Performance of ensemble learning based approach vs. single algorithm

Full size image

5 Conclusion

In this paper, we propose a robust malware detection approach based on the ensemble learning technique. The experimental study showed that it can achieve high accuracy, recall and precision. Moreover, it is most interesting to note that through the experiments, it turns out that despite the boosting and error correcting nature of the majority voting based algorithms, they do not always guarantee the top results. They may be within the top 3–5 best performing algorithms, but depending on the dataset, bagging algorithms like Random Forest or Extra Trees still prevail, and Gradient Boosting on certain occasions.

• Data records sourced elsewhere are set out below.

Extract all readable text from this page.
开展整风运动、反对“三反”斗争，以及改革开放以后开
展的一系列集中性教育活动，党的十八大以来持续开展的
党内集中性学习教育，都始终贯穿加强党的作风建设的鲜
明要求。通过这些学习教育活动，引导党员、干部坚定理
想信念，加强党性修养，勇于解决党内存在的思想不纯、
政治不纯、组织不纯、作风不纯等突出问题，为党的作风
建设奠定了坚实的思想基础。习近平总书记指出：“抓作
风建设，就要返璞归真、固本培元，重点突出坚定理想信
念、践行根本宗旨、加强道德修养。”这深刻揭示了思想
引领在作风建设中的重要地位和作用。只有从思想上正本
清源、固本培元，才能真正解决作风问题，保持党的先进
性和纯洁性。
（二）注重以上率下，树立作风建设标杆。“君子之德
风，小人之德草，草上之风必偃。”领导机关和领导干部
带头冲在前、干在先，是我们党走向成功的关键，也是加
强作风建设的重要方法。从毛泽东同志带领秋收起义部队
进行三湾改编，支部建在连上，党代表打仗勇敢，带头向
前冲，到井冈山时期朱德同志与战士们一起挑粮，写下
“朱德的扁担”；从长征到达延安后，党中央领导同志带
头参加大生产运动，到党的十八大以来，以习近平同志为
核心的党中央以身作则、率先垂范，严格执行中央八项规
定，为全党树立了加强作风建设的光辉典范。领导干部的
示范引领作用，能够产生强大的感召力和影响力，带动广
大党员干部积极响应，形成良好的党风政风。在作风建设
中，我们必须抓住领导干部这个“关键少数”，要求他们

As for the future direction, we would like to explore the adversarial attacks against the malware detectors, and how they could be coped with. Adversarial attacks have recently become a major threat to the malware detectors, as they could mutate or tamper with the dataset that the malware detectors are using. Consequently, the performance of the malware detectors will be severely degraded in the presence of adversarial attacks. Therefore, it would be valuable to do some research in how the adversarial attacks may impact the malware detectors, and how to address these attacks.